Universiteit Leiden op 20e plek in SustainaBul-ranglijst
De Universiteit Leiden is bij de jaarlijkse uitreiking van de SustainaBul op plek 20 geëindigd. De SustainaBul is een prijs voor de meest duurzame hogeronderwijsinstelling van Nederland. Deze positie, een daling ten opzichte van vorig jaar, maakt duidelijk op welke thema’s de universiteit in haar nieuwe duurzaamheidsvisie extra nadruk moet leggen.
De landelijke studentenorganisatie ‘Studenten voor Morgen’ zocht voor het negende achtereenvolgende jaar uit in hoeverre duurzaamheid daadwerkelijk is geïntegreerd in het beleid, onderwijs en onderzoek van hogeronderwijsinstellingen . In totaal werden 30 hogescholen en universiteiten onderzocht. Hogeschool Van Hall Larenstein kwam dit jaar als winnaar uit de bus, op de tweede plek stond de Vrije Universiteit van Amsterdam, die zich daarmee de meest duurzame universiteit van Nederland mag noemen.

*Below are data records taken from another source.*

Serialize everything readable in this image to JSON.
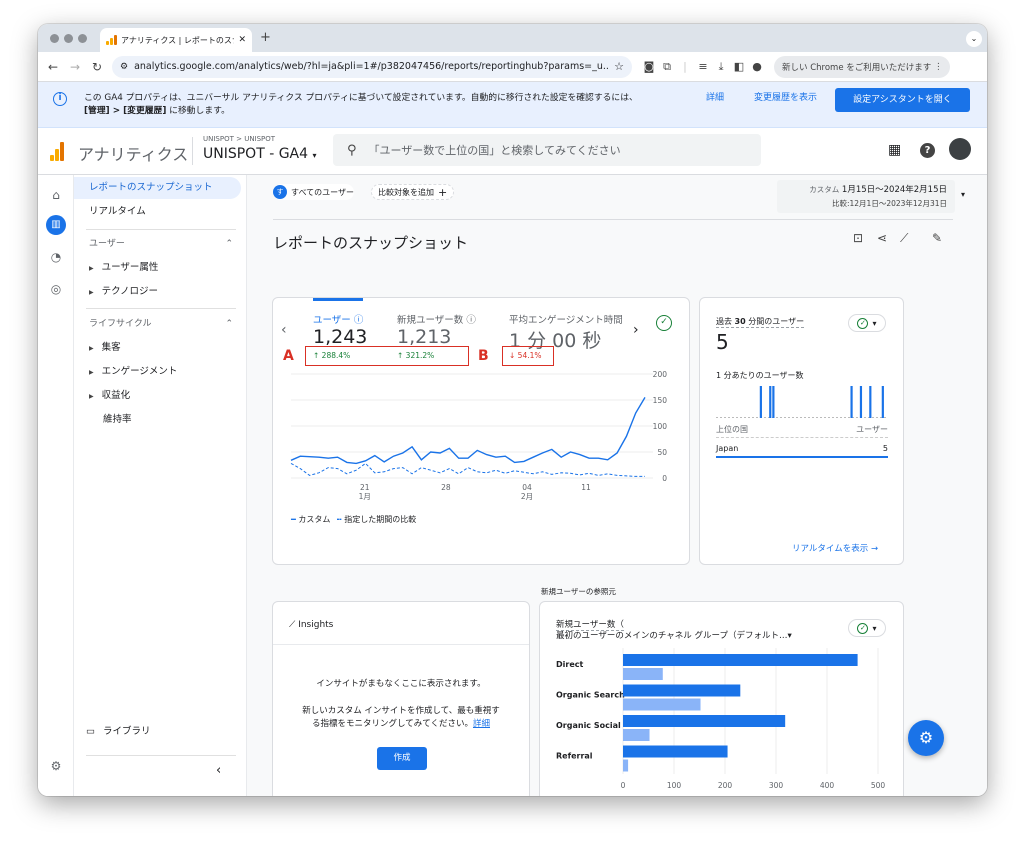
{
  "browser": {
    "tab_title": "アナリティクス | レポートのスナ",
    "url": "analytics.google.com/analytics/web/?hl=ja&pli=1#/p382047456/reports/reportinghub?params=_u..nav%3D...",
    "chrome_update": "新しい Chrome をご利用いただけます"
  },
  "banner": {
    "message_line1": "この GA4 プロパティは、ユニバーサル アナリティクス プロパティに基づいて設定されています。自動的に移行された設定を確認するには、",
    "message_bold": "[管理] > [変更履歴]",
    "message_tail": " に移動します。",
    "details": "詳細",
    "history": "変更履歴を表示",
    "open_assistant": "設定アシスタントを開く"
  },
  "header": {
    "product": "アナリティクス",
    "breadcrumb": "UNISPOT > UNISPOT",
    "property": "UNISPOT - GA4",
    "search_placeholder": "「ユーザー数で上位の国」と検索してみてください"
  },
  "leftnav": {
    "snapshot": "レポートのスナップショット",
    "realtime": "リアルタイム",
    "users_section": "ユーザー",
    "user_attributes": "ユーザー属性",
    "technology": "テクノロジー",
    "lifecycle_section": "ライフサイクル",
    "acquisition": "集客",
    "engagement": "エンゲージメント",
    "monetization": "収益化",
    "retention": "維持率",
    "library": "ライブラリ"
  },
  "filters": {
    "segment_initial": "す",
    "segment": "すべてのユーザー",
    "add_comparison": "比較対象を追加"
  },
  "daterange": {
    "label": "カスタム",
    "range": "1月15日〜2024年2月15日",
    "compare": "比較:12月1日〜2023年12月31日"
  },
  "page_title": "レポートのスナップショット",
  "summary": {
    "metrics": [
      {
        "label": "ユーザー",
        "value": "1,243",
        "change": "288.4%",
        "direction": "up"
      },
      {
        "label": "新規ユーザー数",
        "value": "1,213",
        "change": "321.2%",
        "direction": "up"
      },
      {
        "label": "平均エンゲージメント時間",
        "value": "1 分 00 秒",
        "change": "54.1%",
        "direction": "down"
      }
    ],
    "annotation_a": "A",
    "annotation_b": "B",
    "legend_custom": "カスタム",
    "legend_compare": "指定した期間の比較"
  },
  "chart_data": [
    {
      "type": "line",
      "x_ticks": [
        "21 1月",
        "28",
        "04 2月",
        "11"
      ],
      "ylim": [
        0,
        200
      ],
      "y_ticks": [
        0,
        50,
        100,
        150,
        200
      ],
      "series": [
        {
          "name": "カスタム",
          "values": [
            34,
            42,
            41,
            40,
            38,
            40,
            30,
            28,
            33,
            43,
            31,
            42,
            48,
            60,
            35,
            50,
            48,
            57,
            38,
            38,
            53,
            45,
            40,
            42,
            30,
            32,
            40,
            48,
            55,
            40,
            50,
            45,
            38,
            38,
            35,
            48,
            80,
            125,
            155
          ]
        },
        {
          "name": "指定した期間の比較",
          "values": [
            28,
            18,
            5,
            10,
            20,
            18,
            8,
            15,
            28,
            10,
            12,
            18,
            20,
            8,
            20,
            15,
            10,
            18,
            8,
            20,
            12,
            10,
            15,
            9,
            14,
            11,
            8,
            12,
            7,
            10,
            9,
            6,
            9,
            5,
            8,
            5,
            4,
            3,
            3
          ]
        }
      ],
      "colors": [
        "#1a73e8",
        "#1a73e8"
      ]
    },
    {
      "type": "bar",
      "title": "1 分あたりのユーザー数",
      "values": [
        0,
        0,
        0,
        0,
        0,
        0,
        0,
        0,
        0,
        0,
        0,
        0,
        0,
        0,
        1,
        0,
        0,
        1,
        1,
        0,
        0,
        0,
        0,
        0,
        0,
        0,
        0,
        0,
        0,
        0,
        0,
        0,
        0,
        0,
        0,
        0,
        0,
        0,
        0,
        0,
        0,
        0,
        0,
        1,
        0,
        0,
        1,
        0,
        0,
        1,
        0,
        0,
        0,
        1,
        0
      ]
    },
    {
      "type": "bar",
      "orientation": "horizontal",
      "categories": [
        "Direct",
        "Organic Search",
        "Organic Social",
        "Referral"
      ],
      "series": [
        {
          "name": "カスタム",
          "values": [
            460,
            230,
            318,
            205
          ]
        },
        {
          "name": "指定した期間の比較",
          "values": [
            78,
            152,
            52,
            10
          ]
        }
      ],
      "xlim": [
        0,
        500
      ],
      "x_ticks": [
        0,
        100,
        200,
        300,
        400,
        500
      ],
      "colors": [
        "#1a73e8",
        "#8ab4f8"
      ]
    }
  ],
  "realtime": {
    "label_prefix": "過去 ",
    "label_bold": "30",
    "label_suffix": " 分間のユーザー",
    "value": "5",
    "per_minute": "1 分あたりのユーザー数",
    "top_country": "上位の国",
    "users_col": "ユーザー",
    "country": "Japan",
    "country_users": "5",
    "view_realtime": "リアルタイムを表示"
  },
  "insights": {
    "title": "Insights",
    "line1": "インサイトがまもなくここに表示されます。",
    "line2": "新しいカスタム インサイトを作成して、最も重視す",
    "line3": "る指標をモニタリングしてみてください。",
    "detail_link": "詳細",
    "create": "作成"
  },
  "acquisition": {
    "section_label": "新規ユーザーの参照元",
    "title1": "新規ユーザー数（",
    "title2": "最初のユーザーのメインのチャネル グループ（デフォルト…"
  }
}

Het onderzoek van Studenten voor Morgen richtte zich op vier categorieën: bedrijfsvoering, onderwijs, onderzoek en best practices. Zowel studenten als de universiteiten zelf beantwoorden vragen over de duurzaamheid van hun onderwijsinstelling. Daarmee is de SustainaBul ook een onderzoek naar de vindbaarheid van en transparantie over duurzaamheid.
De Universiteit Leiden scoorde qua duurzaamheid in de bedrijfsvoering in de top-10, maar op het gebied van onderwijs en onderzoek was de score veel lager. Daphne van den Berg, programmamanager Duurzaamheid van de Universiteit Leiden: ‘Deze ranking maakt duidelijk dat wij in de nieuwe duurzaamheidsvisie meer aandacht moeten geven aan deze twee pijlers.’ Het huidige Milieubeleidsplan loopt dit jaar af, veel van de hierin geformuleerde doelstellingen zijn behaald. Een universiteitsbrede werkgroep werkt daarom op dit moment aan de contouren voor een nieuwe duurzaamheidsvisie, en formuleert daarin hoe een duurzame Universiteit Leiden er in de toekomst uit moet zien. Van den Berg: ‘De resultaten van de SustainaBul helpen ons inzicht te krijgen op welke de gebieden we het accent moet leggen in de nieuwe visie. Daarnaast bieden de best practices van andere universiteiten en hogescholen inspiratie voor praktische verbeteringen.’